Arrêté au Liban, Nazih Marwan Al-Azzi, activiste libanais au verbe incendiaire, pourrait bientôt être livré à la justice gabonaise. Officiellement, il risque plusieurs décennies derrière les barreaux. Officieusement, il porte dans ses poches la promesse, ou la menace, d’un scandale capable de fissurer la cuirasse du pouvoir. Faut-il organiser ce procès ? Analyse sommaire d’un risque de ‘’Pandora’s Box’’ pour le Gabon.

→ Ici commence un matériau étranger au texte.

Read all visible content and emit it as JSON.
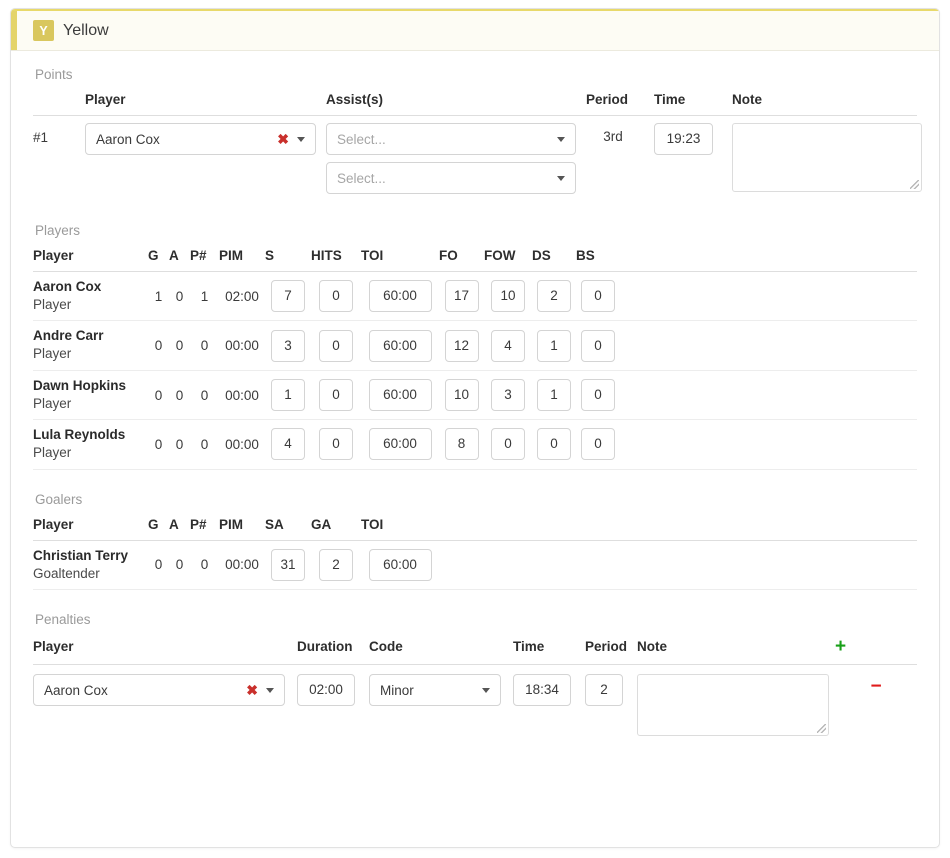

De la maîtrise ou du dérapage de ce procès dépendra s’il reste un fait divers judiciaire… ou s’il s’inscrit dans l’histoire comme l’étincelle qui a mis le feu à la poudrière. © GabonReview

 

L’arrestation de Nazih au Liban, terre où l’extradition des nationaux reste rare, marque déjà une singularité. En l’absence d’accord formel d’extradition bilatéral avec le Gabon, la mise en place d’un canal de coopération spécifique, tel que l’indique littéralement l’ambassade du Liban au Gabon sur sa page Facebook, témoigne du poids politique accordé à ce dossier.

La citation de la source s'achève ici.